O governo Bolsonaro, no entanto, vem atuando contra qualquer medida que combate a Covid-19. Em 2020, por exemplo, contrariando uma postura consolidada no país em defesa da quebra de patentes, o Brasil ficou contra a proposta da Índia e da África do Sul – apoiada por diversas nações – na reunião da Organização Mundial do Comércio (OMC).
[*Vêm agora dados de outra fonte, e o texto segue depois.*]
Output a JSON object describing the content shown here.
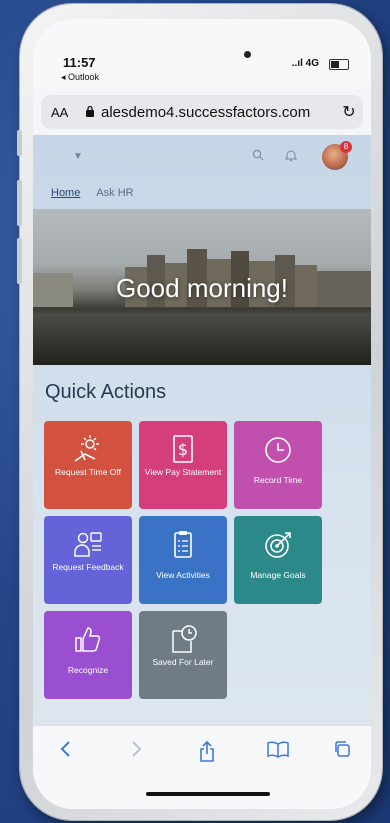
{
  "status": {
    "time": "11:57",
    "back_app": "◂ Outlook",
    "signal": "..ıl 4G"
  },
  "browser": {
    "text_size_label": "AA",
    "url": "alesdemo4.successfactors.com",
    "toolbar": [
      "back-icon",
      "forward-icon",
      "share-icon",
      "bookmarks-icon",
      "tabs-icon"
    ]
  },
  "app": {
    "badge": "8",
    "nav": {
      "home": "Home",
      "ask_hr": "Ask HR"
    },
    "greeting": "Good morning!",
    "quick_actions_title": "Quick Actions",
    "tiles": [
      {
        "label": "Request Time Off",
        "icon": "sun-beach-icon",
        "color": "#d2513f"
      },
      {
        "label": "View Pay Statement",
        "icon": "dollar-document-icon",
        "color": "#d33e7b"
      },
      {
        "label": "Record Time",
        "icon": "clock-icon",
        "color": "#c04fae"
      },
      {
        "label": "Request Feedback",
        "icon": "people-feedback-icon",
        "color": "#6563d8"
      },
      {
        "label": "View Activities",
        "icon": "clipboard-icon",
        "color": "#3a73c6"
      },
      {
        "label": "Manage Goals",
        "icon": "target-icon",
        "color": "#2b8a89"
      },
      {
        "label": "Recognize",
        "icon": "thumbs-up-icon",
        "color": "#9a4ed0"
      },
      {
        "label": "Saved For Later",
        "icon": "saved-clock-icon",
        "color": "#6f7c86"
      }
    ]
  }
}
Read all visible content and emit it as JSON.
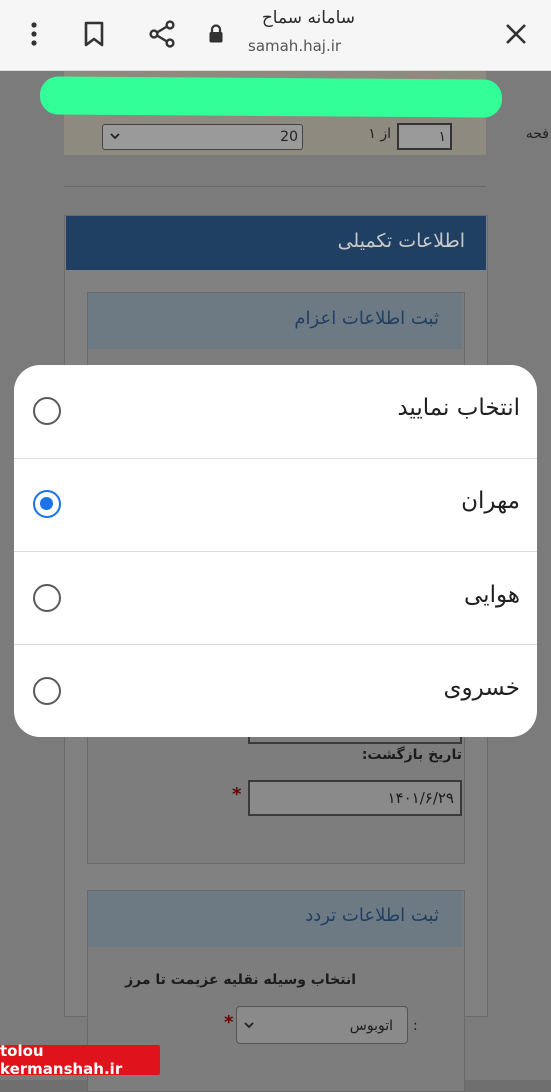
{
  "browser": {
    "site_title": "سامانه سماح",
    "site_url": "samah.haj.ir",
    "icons": [
      "more-vert-icon",
      "bookmark-icon",
      "share-icon",
      "lock-icon",
      "close-icon"
    ]
  },
  "pager": {
    "page_label": "فحه",
    "page_value": "۱",
    "of_label": "از ۱",
    "page_size": "20"
  },
  "extra_info": {
    "title": "اطلاعات تکمیلی"
  },
  "dispatch": {
    "title": "ثبت اطلاعات اعزام",
    "return_date_label": "تاریخ بازگشت:",
    "return_date_value": "۱۴۰۱/۶/۲۹",
    "required_mark": "*"
  },
  "traffic": {
    "title": "ثبت اطلاعات تردد",
    "vehicle_label": "انتخاب وسیله نقلیه عزیمت تا مرز",
    "colon": ":",
    "vehicle_value": "اتوبوس",
    "required_mark": "*"
  },
  "dialog": {
    "options": [
      {
        "label": "انتخاب نمایید",
        "selected": false
      },
      {
        "label": "مهران",
        "selected": true
      },
      {
        "label": "هوایی",
        "selected": false
      },
      {
        "label": "خسروی",
        "selected": false
      }
    ],
    "accent_color": "#1a73e8"
  },
  "watermark": {
    "text": "tolou​kermanshah.ir"
  }
}
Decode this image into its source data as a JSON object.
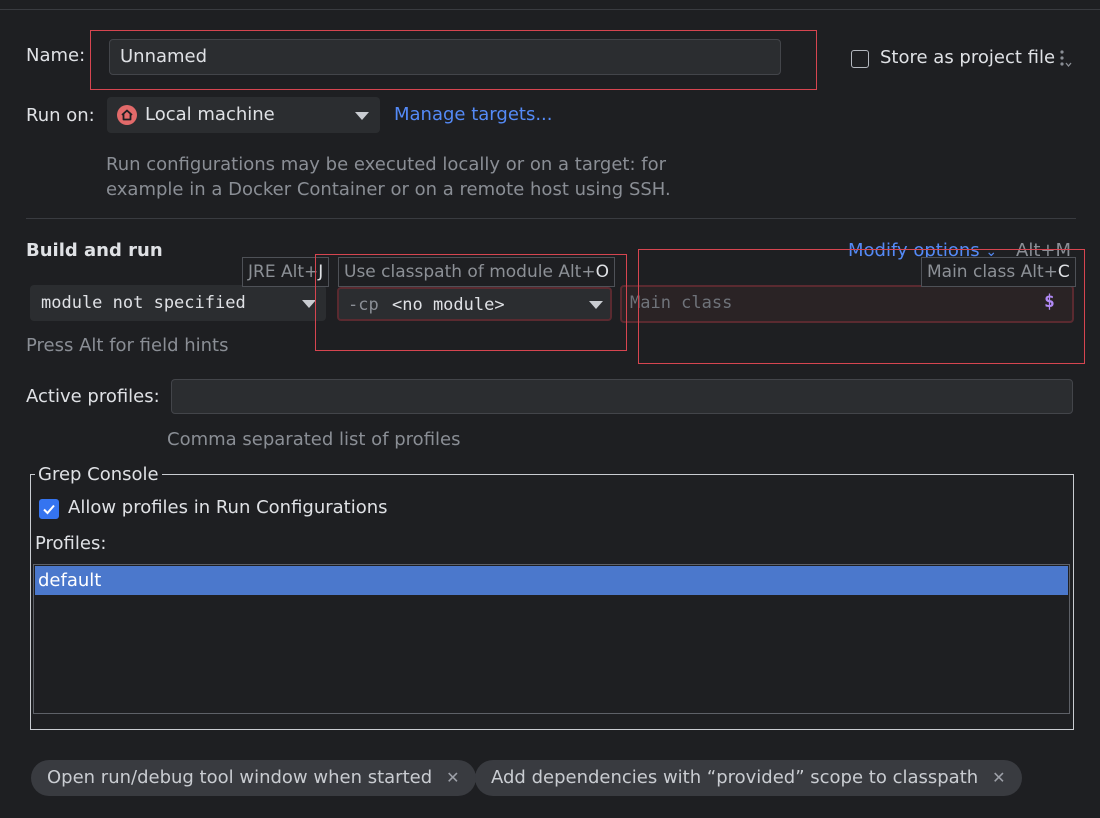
{
  "name": {
    "label": "Name:",
    "value": "Unnamed"
  },
  "store": {
    "label": "Store as project file"
  },
  "run_on": {
    "label": "Run on:",
    "value": "Local machine",
    "manage_link": "Manage targets..."
  },
  "description": {
    "line1": "Run configurations may be executed locally or on a target: for",
    "line2": "example in a Docker Container or on a remote host using SSH."
  },
  "build": {
    "title": "Build and run",
    "modify": "Modify options",
    "modify_shortcut": "Alt+M",
    "jre_value": "module not specified",
    "cp_prefix": "-cp",
    "cp_value": "<no module>",
    "main_class_placeholder": "Main class",
    "field_hint": "Press Alt for field hints",
    "tips": {
      "jre": {
        "text": "JRE Alt+",
        "key": "J"
      },
      "cp": {
        "text": "Use classpath of module Alt+",
        "key": "O"
      },
      "main": {
        "text": "Main class Alt+",
        "key": "C"
      }
    }
  },
  "profiles": {
    "label": "Active profiles:",
    "value": "",
    "hint": "Comma separated list of profiles"
  },
  "grep": {
    "title": "Grep Console",
    "allow_label": "Allow profiles in Run Configurations",
    "allow_checked": true,
    "profiles_label": "Profiles:",
    "items": [
      "default"
    ]
  },
  "chips": [
    {
      "label": "Open run/debug tool window when started"
    },
    {
      "label": "Add dependencies with “provided” scope to classpath"
    }
  ],
  "colors": {
    "background": "#1e1f22",
    "accent": "#3574f0",
    "link": "#548af7",
    "highlight_box": "#d64550",
    "selection": "#4b78cc"
  },
  "icons": {
    "home": "house-icon",
    "options": "vertical-dots-icon",
    "macro": "dollar-icon",
    "close": "close-icon"
  }
}
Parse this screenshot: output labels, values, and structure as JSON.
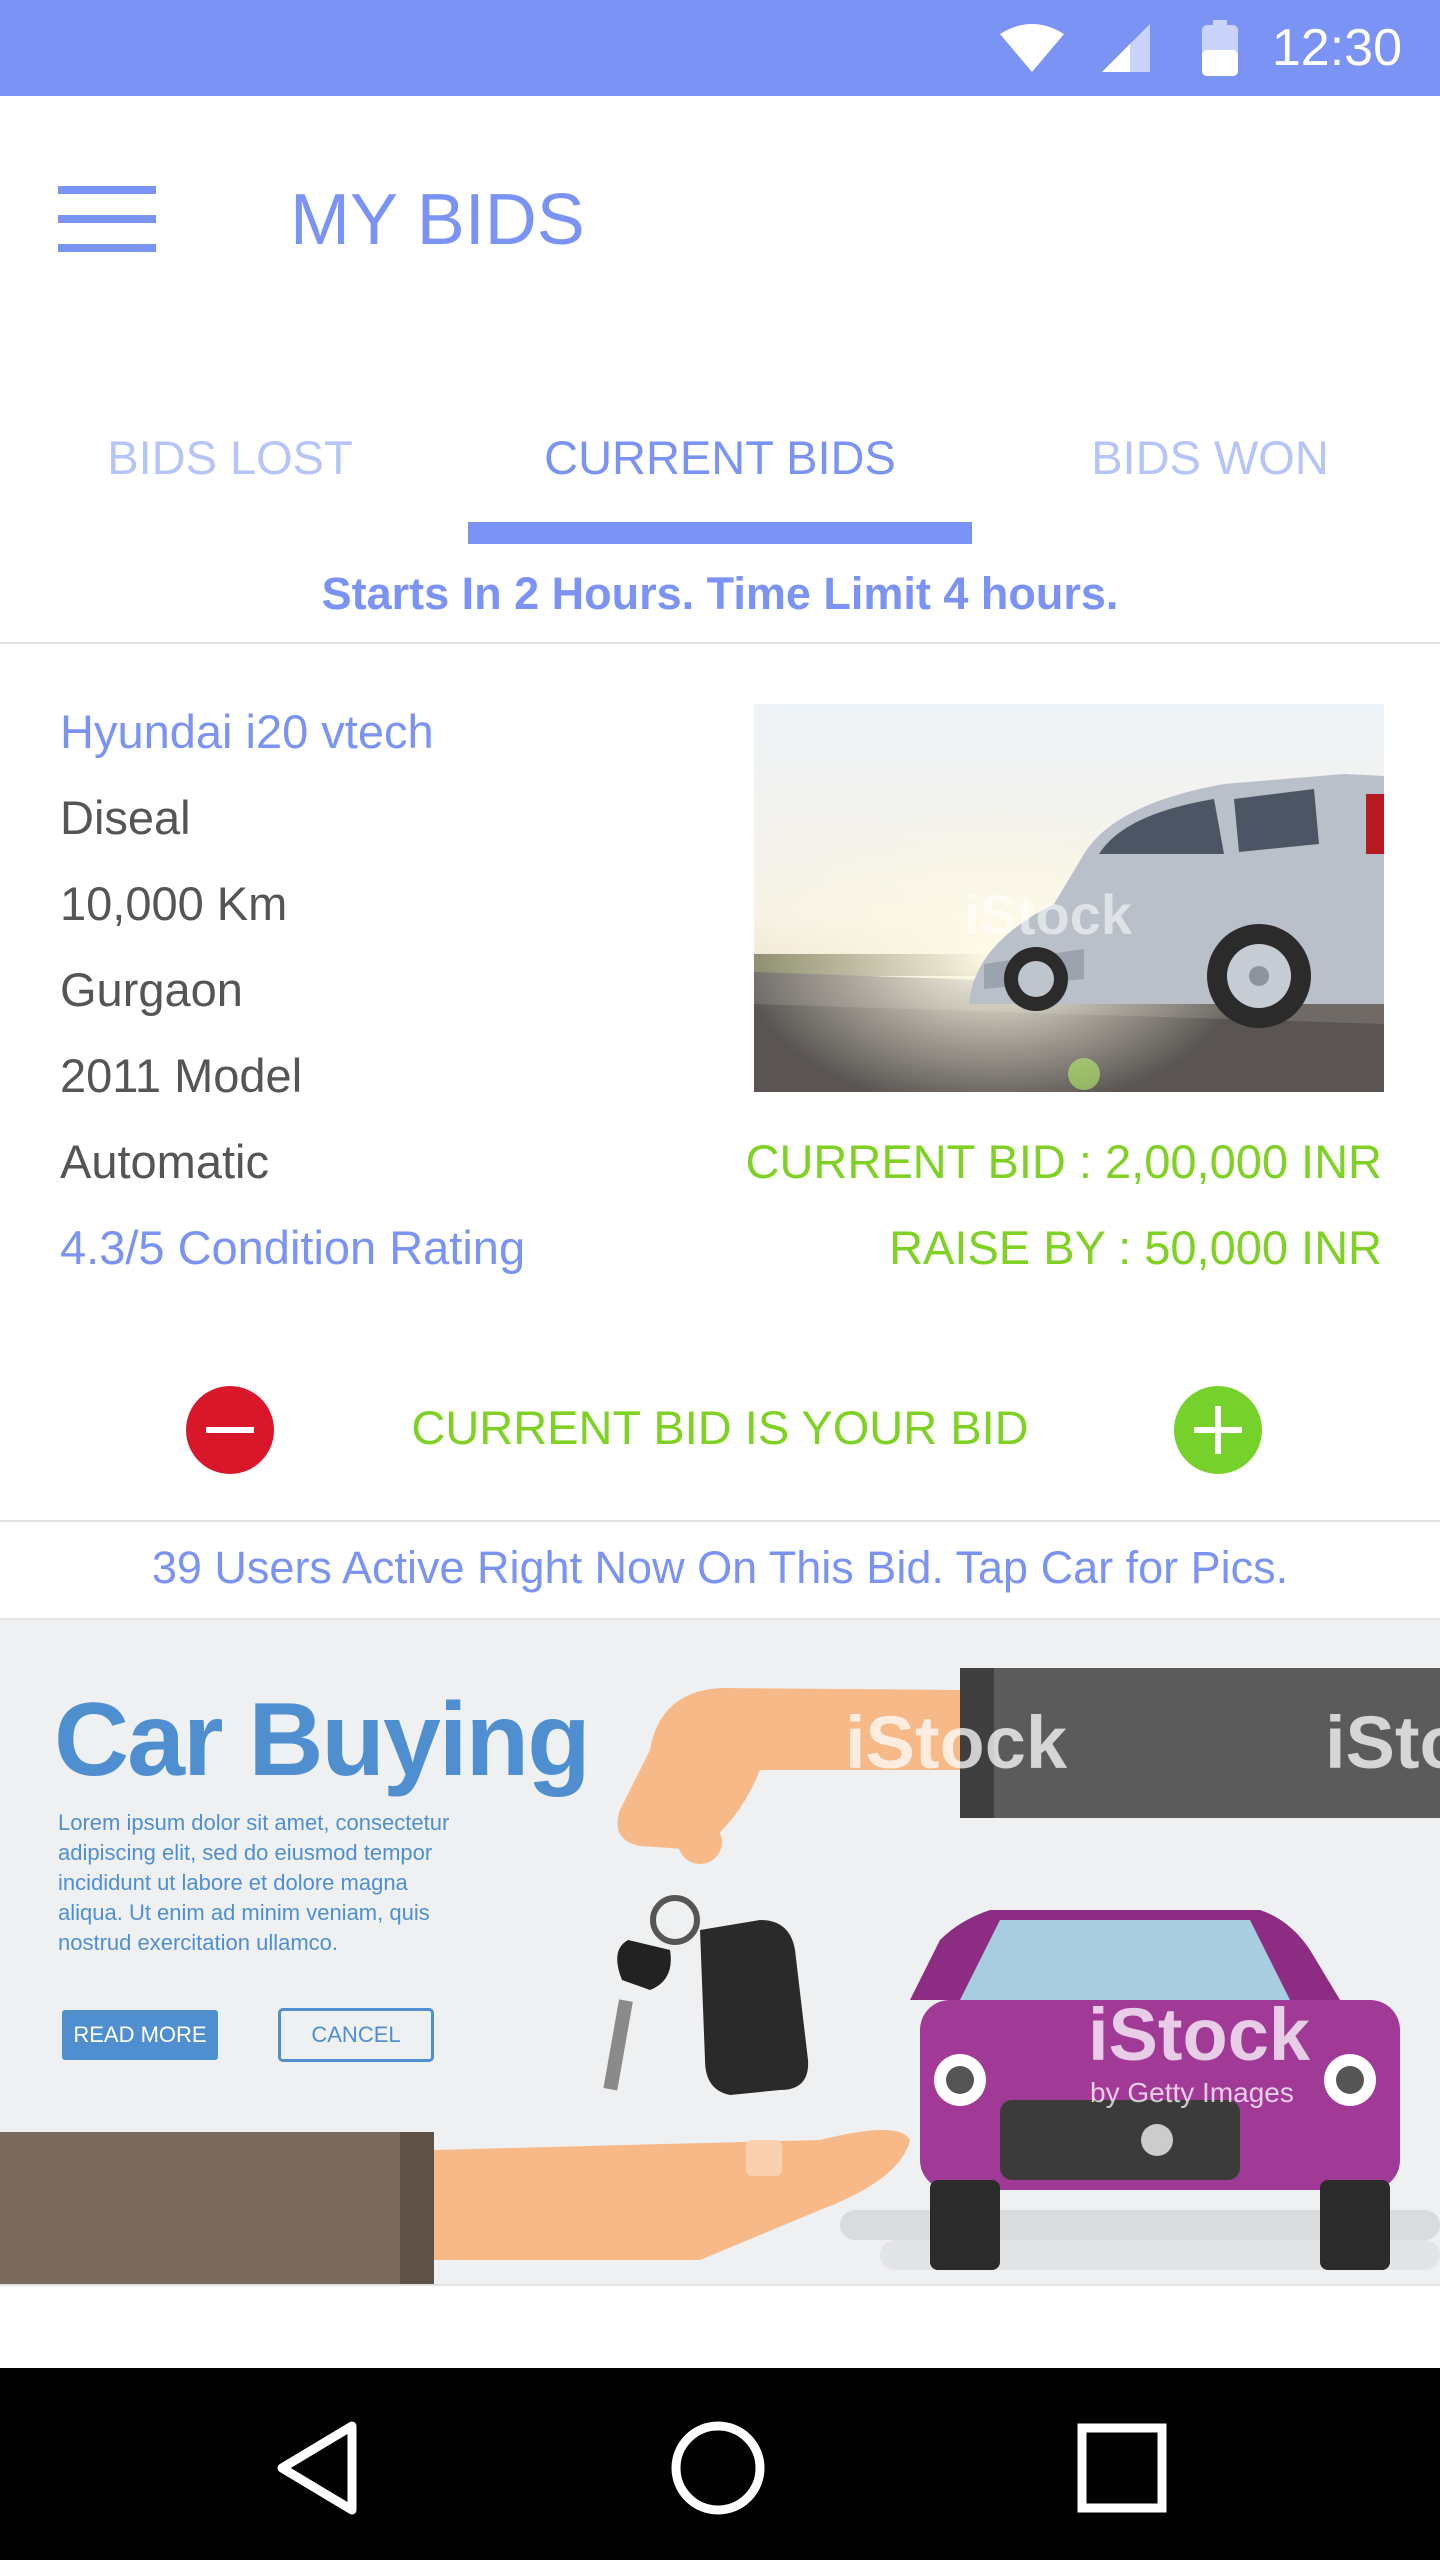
{
  "status_bar": {
    "time": "12:30",
    "icons": [
      "wifi-icon",
      "signal-icon",
      "battery-icon"
    ],
    "color": "#7b93f4"
  },
  "app_bar": {
    "title": "MY BIDS",
    "menu_icon": "hamburger-menu-icon"
  },
  "tabs": [
    {
      "label": "BIDS LOST",
      "active": false
    },
    {
      "label": "CURRENT BIDS",
      "active": true
    },
    {
      "label": "BIDS WON",
      "active": false
    }
  ],
  "notice": "Starts In 2 Hours. Time Limit 4 hours.",
  "listing": {
    "name": "Hyundai i20 vtech",
    "fuel": "Diseal",
    "distance": "10,000 Km",
    "location": "Gurgaon",
    "model": "2011 Model",
    "transmission": "Automatic",
    "rating": "4.3/5 Condition Rating",
    "current_bid": "CURRENT BID : 2,00,000 INR",
    "raise_by": "RAISE BY : 50,000 INR",
    "bid_status": "CURRENT BID IS YOUR BID",
    "decrease_icon": "minus-icon",
    "increase_icon": "plus-icon"
  },
  "users_active": "39 Users Active Right Now On This Bid. Tap Car for Pics.",
  "banner": {
    "title": "Car Buying",
    "text": "Lorem ipsum dolor sit amet, consectetur adipiscing elit, sed do eiusmod tempor incididunt ut labore et dolore magna aliqua. Ut enim ad minim veniam, quis nostrud exercitation ullamco.",
    "read_more": "READ MORE",
    "cancel": "CANCEL",
    "watermark": "iStock",
    "watermark_sub": "by Getty Images"
  },
  "nav_bar": {
    "icons": [
      "back-icon",
      "home-icon",
      "recent-apps-icon"
    ]
  },
  "colors": {
    "primary": "#7b93f4",
    "green": "#7fd124",
    "red": "#d9172a",
    "banner_blue": "#4f8fd0"
  }
}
Para o deputado Daniel Almeida (PCdoB-BA) é impossível justificar a postura da diplomacia brasileira. “Estamos diante de uma crise humanitária. Nada pode ser mais importante do que oferecer às pessoas possibilidades de sobrevivência, preservar vidas. É muito egoísmo nessa hora preservar patente. O Brasil ficou na contramão dos países em desenvolvimento, contrariando sua postura. Demos um grande passo quando garantimos o acesso aos medicamentos genéricos. O combate à Aids é outro exemplo de sucesso. Mas nesse momento, quando Índia e África do Sul sugeriram isso na OMS, com apoio da OMS e de mais de uma centena de países, o Brasil, “estranhamente”, ficou na contramão. Já ficamos no final da fila na aquisição das vacinas. É inaceitável manter esse comportamento”, destacou.

Além das “trapalhadas diplomáticas”, que também envolvem ataques a países produtores de vacinas, como a China, na avaliação da deputada Alice Portugal, o Brasil está atrasado na vacinação porque o governo Bolsonaro recusou sucessivas ofertas da Pfizer, apostou todas as fichas na vacina AstraZeneca-Oxford, boicotou a Coronavac por disputas políticas e só decidiu comprar outras vacinas quando a fila de países compradores já era gigantesca.

“O Congresso Nacional precisa dar respostas à sociedade brasileira desesperada com a falta de vacinas, mas esta resposta não pode ser a que a Câmara dos Deputados votou nesta semana, franqueando a compra de vacinas por empresas, decisão que afronta nossa tradição de imunização pública para todos os brasileiros. Não podemos aderir à vacinação censitária, onde ricos se imunizam e pobres morrem nos corredores dos hospitais. A vacina tem que ser pública, para todos os brasileiros e urgente, daí a necessidade da quebra de patentes”, destacou Alice.

A deputada Perpétua Almeida (PCdoB-AC) reiterou a falta de preocupação do governo brasileiro em combater a pandemia, trabalhando como um aliado do coronavírus.

“Nós vivemos uma guerra contra um inimigo invisível e extremamente letal. Neste cenário de terror, a quebra de patentes dos imunizantes, insumos e equipamentos vai nos levar a vacinar mais rapidamente a população brasileira e conter a escalada de mortes na pandemia. É urgente que a vacina seja um bem público, de interesse da população do planeta, porque é preciso salvar a humanidade. O Brasil, mesmo tendo mais de quatro mil mortos por dia, passando de 340 mil mortes nesta pandemia, parece não se preocupar com que muitos mais possam morrer. É preciso que o presidente Bolsonaro “caia na real” e perceba que ele foi eleito para cuidar do país e para cuidar da população. Ele não foi eleito para abandonar o povo brasileiro, deixando-o morrer”, pontuou.